Dans une interview exclusive sur France-Soir, le professeur Wafik El-Deiry, oncologue de l’université Brown, a alerté sur les vaccins ARNm contre le COVID-19. Il évoque des effets inattendus comme la persistance de l’ARNm jusqu’à deux ans, des liens potentiels avec le cancer via la suppression de P53 ou la contamination ADN (citant McKernan, Rose, Rixley), et dénonce la censure qu’il subit via PubPeer et Retraction Watch, appelant à des enquêtes et un consentement éclairé réel.
Cette interview fait écho à l’étude revue par les pairs de Kevin McKernan, Charles Rixey et Jessica Rose dans le Journal of Independent Medicine.
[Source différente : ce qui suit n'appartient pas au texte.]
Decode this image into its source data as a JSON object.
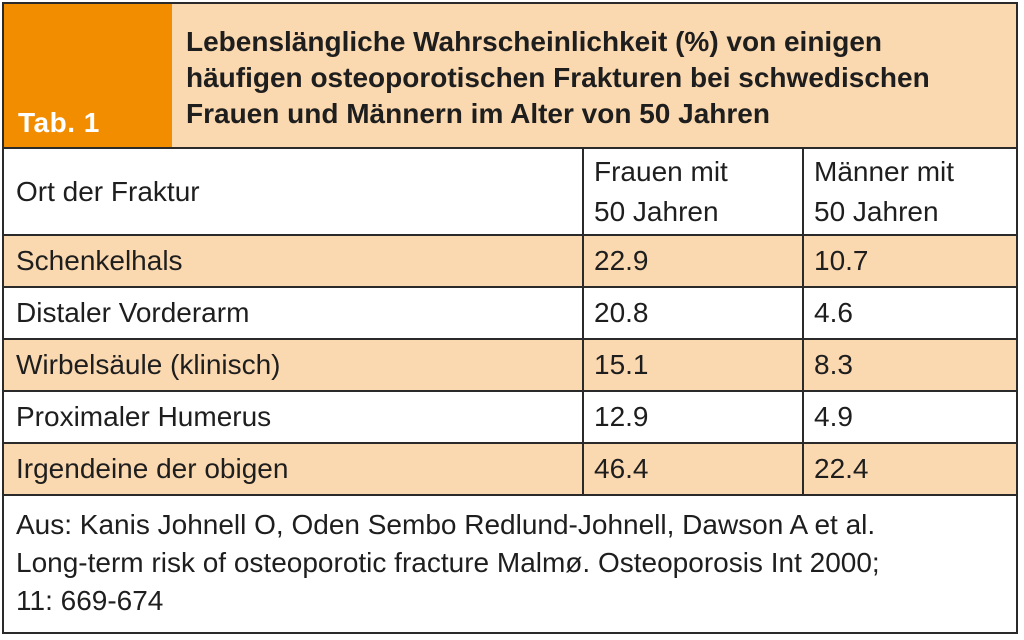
{
  "table": {
    "tab_label": "Tab. 1",
    "title_lines": [
      "Lebenslängliche Wahrscheinlichkeit (%) von einigen",
      "häufigen osteoporotischen Frakturen bei schwedischen",
      "Frauen und Männern im Alter von 50 Jahren"
    ],
    "columns": {
      "col1": [
        "Ort der Fraktur"
      ],
      "col2": [
        "Frauen mit",
        "50 Jahren"
      ],
      "col3": [
        "Männer mit",
        "50 Jahren"
      ]
    },
    "rows": [
      {
        "site": "Schenkelhals",
        "women": "22.9",
        "men": "10.7"
      },
      {
        "site": "Distaler Vorderarm",
        "women": "20.8",
        "men": "4.6"
      },
      {
        "site": "Wirbelsäule (klinisch)",
        "women": "15.1",
        "men": "8.3"
      },
      {
        "site": "Proximaler Humerus",
        "women": "12.9",
        "men": "4.9"
      },
      {
        "site": "Irgendeine der obigen",
        "women": "46.4",
        "men": "22.4"
      }
    ],
    "source_lines": [
      "Aus: Kanis Johnell O, Oden Sembo Redlund-Johnell, Dawson A et al.",
      "Long-term risk of osteoporotic fracture Malmø. Osteoporosis Int 2000;",
      "11: 669-674"
    ]
  },
  "colors": {
    "accent_orange": "#f28d00",
    "row_shade": "#fbd9b0",
    "border": "#2a2a2a"
  }
}
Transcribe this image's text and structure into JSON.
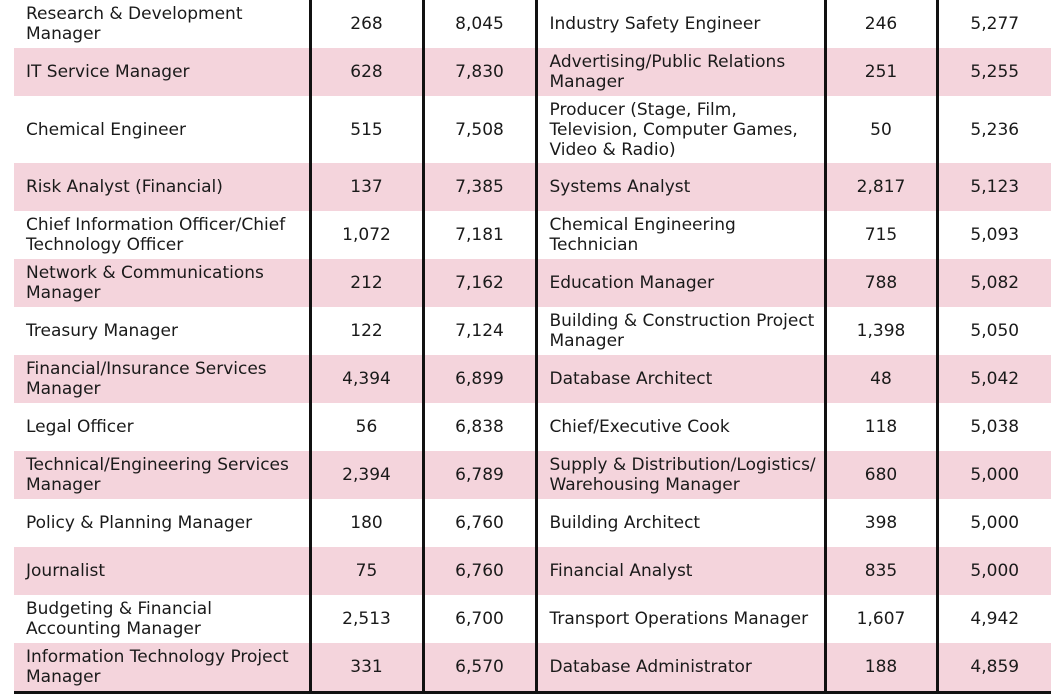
{
  "rows": [
    {
      "job_a": "Research & Development Manager",
      "count_a": "268",
      "salary_a": "8,045",
      "job_b": "Industry Safety Engineer",
      "count_b": "246",
      "salary_b": "5,277"
    },
    {
      "job_a": "IT Service Manager",
      "count_a": "628",
      "salary_a": "7,830",
      "job_b": "Advertising/Public Relations Manager",
      "count_b": "251",
      "salary_b": "5,255"
    },
    {
      "job_a": "Chemical Engineer",
      "count_a": "515",
      "salary_a": "7,508",
      "job_b": "Producer (Stage, Film, Television, Computer Games, Video & Radio)",
      "count_b": "50",
      "salary_b": "5,236"
    },
    {
      "job_a": "Risk Analyst (Financial)",
      "count_a": "137",
      "salary_a": "7,385",
      "job_b": "Systems Analyst",
      "count_b": "2,817",
      "salary_b": "5,123"
    },
    {
      "job_a": "Chief Information Officer/Chief Technology Officer",
      "count_a": "1,072",
      "salary_a": "7,181",
      "job_b": "Chemical Engineering Technician",
      "count_b": "715",
      "salary_b": "5,093"
    },
    {
      "job_a": "Network & Communications Manager",
      "count_a": "212",
      "salary_a": "7,162",
      "job_b": "Education Manager",
      "count_b": "788",
      "salary_b": "5,082"
    },
    {
      "job_a": "Treasury Manager",
      "count_a": "122",
      "salary_a": "7,124",
      "job_b": "Building & Construction Project Manager",
      "count_b": "1,398",
      "salary_b": "5,050"
    },
    {
      "job_a": "Financial/Insurance Services Manager",
      "count_a": "4,394",
      "salary_a": "6,899",
      "job_b": "Database Architect",
      "count_b": "48",
      "salary_b": "5,042"
    },
    {
      "job_a": "Legal Officer",
      "count_a": "56",
      "salary_a": "6,838",
      "job_b": "Chief/Executive Cook",
      "count_b": "118",
      "salary_b": "5,038"
    },
    {
      "job_a": "Technical/Engineering Services Manager",
      "count_a": "2,394",
      "salary_a": "6,789",
      "job_b": "Supply & Distribution/Logistics/ Warehousing Manager",
      "count_b": "680",
      "salary_b": "5,000"
    },
    {
      "job_a": "Policy & Planning Manager",
      "count_a": "180",
      "salary_a": "6,760",
      "job_b": "Building Architect",
      "count_b": "398",
      "salary_b": "5,000"
    },
    {
      "job_a": "Journalist",
      "count_a": "75",
      "salary_a": "6,760",
      "job_b": "Financial Analyst",
      "count_b": "835",
      "salary_b": "5,000"
    },
    {
      "job_a": "Budgeting & Financial Accounting Manager",
      "count_a": "2,513",
      "salary_a": "6,700",
      "job_b": "Transport Operations Manager",
      "count_b": "1,607",
      "salary_b": "4,942"
    },
    {
      "job_a": "Information Technology Project Manager",
      "count_a": "331",
      "salary_a": "6,570",
      "job_b": "Database Administrator",
      "count_b": "188",
      "salary_b": "4,859"
    }
  ],
  "colors": {
    "row_shade": "#f4d4dc",
    "separator": "#111111"
  }
}
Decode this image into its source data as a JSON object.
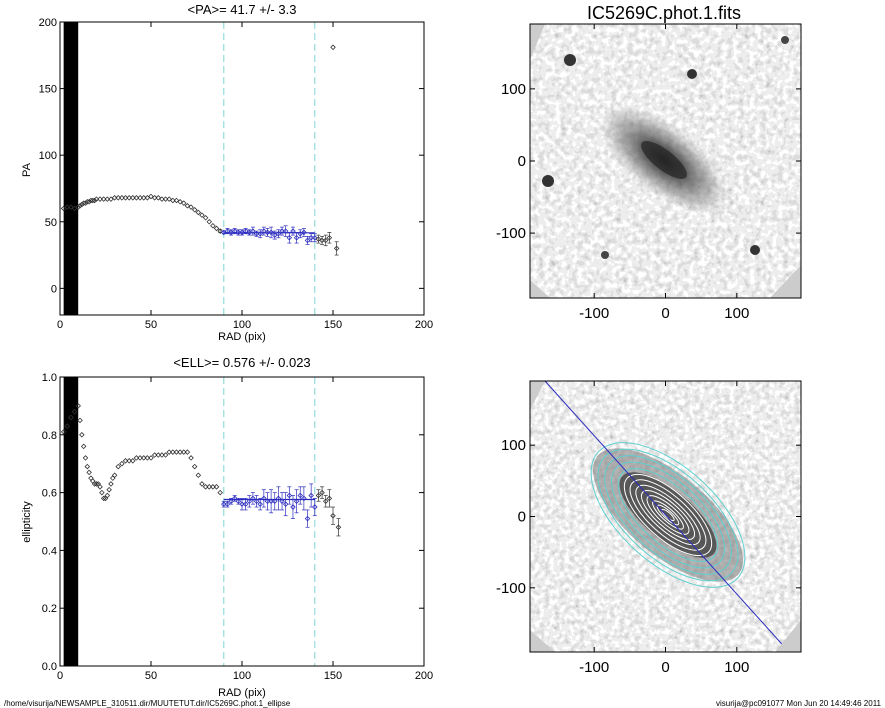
{
  "footer": {
    "path": "/home/visurija/NEWSAMPLE_310511.dir/MUUTETUT.dir/IC5269C.phot.1_ellipse",
    "stamp": "visurija@pc091077  Mon Jun 20 14:49:46 2011"
  },
  "colors": {
    "fit_line": "#2b2bbf",
    "marker_range": "#7fd4d4",
    "markers": "#333333",
    "inner_markers": "#2b2bbf",
    "ellipses": "#5fd0d0"
  },
  "chart_data": [
    {
      "type": "scatter",
      "title": "<PA>=  41.7 +/-   3.3",
      "xlabel": "RAD (pix)",
      "ylabel": "PA",
      "xlim": [
        0,
        200
      ],
      "ylim": [
        -20,
        200
      ],
      "xticks": [
        "0",
        "50",
        "100",
        "150",
        "200"
      ],
      "yticks": [
        "0",
        "50",
        "100",
        "150",
        "200"
      ],
      "mean_value": 41.7,
      "fit_range": [
        90,
        140
      ],
      "marker_lines": [
        90,
        140
      ],
      "x": [
        2,
        4,
        6,
        8,
        10,
        11,
        12,
        13,
        14,
        15,
        16,
        17,
        18,
        19,
        20,
        22,
        24,
        26,
        28,
        30,
        32,
        34,
        36,
        38,
        40,
        42,
        44,
        46,
        48,
        50,
        52,
        54,
        56,
        58,
        60,
        62,
        64,
        66,
        68,
        70,
        72,
        74,
        76,
        78,
        80,
        82,
        84,
        86,
        88,
        90,
        92,
        94,
        96,
        98,
        100,
        102,
        104,
        106,
        108,
        110,
        112,
        114,
        116,
        118,
        120,
        122,
        124,
        126,
        128,
        130,
        132,
        134,
        136,
        138,
        140,
        142,
        144,
        146,
        148,
        150,
        152
      ],
      "y": [
        60,
        61,
        61,
        60,
        61,
        62,
        63,
        64,
        64,
        65,
        65,
        66,
        66,
        66,
        67,
        67,
        67,
        67,
        67,
        68,
        68,
        68,
        68,
        68,
        68,
        68,
        68,
        68,
        68,
        69,
        68,
        68,
        67,
        67,
        67,
        66,
        66,
        65,
        64,
        62,
        61,
        59,
        57,
        55,
        53,
        50,
        47,
        45,
        43,
        42,
        43,
        42,
        43,
        42,
        42,
        43,
        42,
        43,
        41,
        41,
        43,
        42,
        42,
        40,
        41,
        43,
        43,
        38,
        43,
        38,
        41,
        42,
        36,
        38,
        38,
        37,
        36,
        36,
        38,
        181,
        30
      ],
      "err": [
        0,
        0,
        0,
        0,
        0,
        0,
        0,
        0,
        0,
        0,
        0,
        0,
        0,
        0,
        0,
        0,
        0,
        0,
        0,
        0,
        0,
        0,
        0,
        0,
        0,
        0,
        0,
        0,
        0,
        0,
        0,
        0,
        0,
        0,
        0,
        0,
        0,
        0,
        0,
        0,
        0,
        0,
        0,
        0,
        0,
        0,
        0,
        0,
        1,
        1,
        2,
        2,
        2,
        2,
        2,
        2,
        2,
        3,
        2,
        3,
        3,
        3,
        4,
        3,
        3,
        3,
        4,
        4,
        3,
        4,
        3,
        3,
        3,
        3,
        3,
        3,
        3,
        4,
        4,
        0,
        5
      ]
    },
    {
      "type": "scatter",
      "title": "<ELL>= 0.576 +/-  0.023",
      "xlabel": "RAD (pix)",
      "ylabel": "ellipticity",
      "xlim": [
        0,
        200
      ],
      "ylim": [
        0.0,
        1.0
      ],
      "xticks": [
        "0",
        "50",
        "100",
        "150",
        "200"
      ],
      "yticks": [
        "0.0",
        "0.2",
        "0.4",
        "0.6",
        "0.8",
        "1.0"
      ],
      "mean_value": 0.576,
      "fit_range": [
        90,
        140
      ],
      "marker_lines": [
        90,
        140
      ],
      "x": [
        2,
        4,
        6,
        8,
        10,
        11,
        12,
        13,
        14,
        15,
        16,
        17,
        18,
        19,
        20,
        21,
        22,
        23,
        24,
        25,
        26,
        27,
        28,
        29,
        30,
        32,
        34,
        36,
        38,
        40,
        42,
        44,
        46,
        48,
        50,
        52,
        54,
        56,
        58,
        60,
        62,
        64,
        66,
        68,
        70,
        72,
        74,
        76,
        78,
        80,
        82,
        84,
        86,
        88,
        90,
        92,
        94,
        96,
        98,
        100,
        102,
        104,
        106,
        108,
        110,
        112,
        114,
        116,
        118,
        120,
        122,
        124,
        126,
        128,
        130,
        132,
        134,
        136,
        138,
        140,
        142,
        144,
        146,
        148,
        150,
        153
      ],
      "y": [
        0.81,
        0.83,
        0.86,
        0.88,
        0.9,
        0.85,
        0.8,
        0.76,
        0.72,
        0.69,
        0.67,
        0.65,
        0.64,
        0.63,
        0.63,
        0.63,
        0.62,
        0.6,
        0.58,
        0.58,
        0.59,
        0.61,
        0.63,
        0.65,
        0.66,
        0.69,
        0.7,
        0.71,
        0.71,
        0.71,
        0.72,
        0.72,
        0.72,
        0.72,
        0.72,
        0.73,
        0.73,
        0.73,
        0.73,
        0.74,
        0.74,
        0.74,
        0.74,
        0.74,
        0.74,
        0.72,
        0.69,
        0.66,
        0.63,
        0.62,
        0.62,
        0.62,
        0.62,
        0.6,
        0.56,
        0.56,
        0.57,
        0.58,
        0.57,
        0.56,
        0.56,
        0.57,
        0.58,
        0.57,
        0.56,
        0.58,
        0.57,
        0.57,
        0.57,
        0.58,
        0.57,
        0.56,
        0.59,
        0.55,
        0.57,
        0.59,
        0.58,
        0.51,
        0.59,
        0.55,
        0.59,
        0.6,
        0.57,
        0.58,
        0.52,
        0.48
      ],
      "err": [
        0,
        0,
        0,
        0,
        0,
        0,
        0,
        0,
        0,
        0,
        0,
        0,
        0,
        0,
        0,
        0,
        0,
        0,
        0,
        0,
        0,
        0,
        0,
        0,
        0,
        0,
        0,
        0,
        0,
        0,
        0,
        0,
        0,
        0,
        0,
        0,
        0,
        0,
        0,
        0,
        0,
        0,
        0,
        0,
        0,
        0,
        0,
        0,
        0,
        0,
        0,
        0,
        0,
        0,
        0.01,
        0.01,
        0.01,
        0.01,
        0.01,
        0.02,
        0.02,
        0.02,
        0.02,
        0.02,
        0.02,
        0.03,
        0.03,
        0.04,
        0.03,
        0.04,
        0.03,
        0.04,
        0.03,
        0.04,
        0.04,
        0.03,
        0.04,
        0.03,
        0.04,
        0.03,
        0.02,
        0.02,
        0.02,
        0.03,
        0.03,
        0.03
      ]
    },
    {
      "type": "heatmap",
      "title": "IC5269C.phot.1.fits",
      "xlim": [
        -190,
        190
      ],
      "ylim": [
        -190,
        190
      ],
      "xticks": [
        "-100",
        "0",
        "100"
      ],
      "yticks": [
        "-100",
        "0",
        "100"
      ]
    },
    {
      "type": "heatmap",
      "title": "",
      "xlim": [
        -190,
        190
      ],
      "ylim": [
        -190,
        190
      ],
      "xticks": [
        "-100",
        "0",
        "100"
      ],
      "yticks": [
        "-100",
        "0",
        "100"
      ],
      "overlay": "fitted ellipse isophotes with major-axis line"
    }
  ]
}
Intitulée « Les hybrides ARN:ADN survivent à la purification lors de la fabrication d’un vaccin à ARNm », elle expose un défaut majeur dans la fabrication des vaccins ARNm de Pfizer et Moderna : des hybrides RNA-ADN résistants à la digestion enzymatique, causant une sous-estimation massive de la contamination ADN. Décryptons ce travail et explorons les implications pour le grand public.
Comment fabrique-t-on les vaccins à ARNm ?
Imaginez que vous voulez faire un vaccin qui apprend à votre corps à se défendre contre le virus du COVID-19. Les vaccins à ARNm (comme ceux de Pfizer et Moderna) contiennent un « message » génétique sous forme d’ARNm, qui dit à vos cellules : « Fabriquez la protéine Spike du virus pour que le système immunitaire l’apprenne à reconnaître. »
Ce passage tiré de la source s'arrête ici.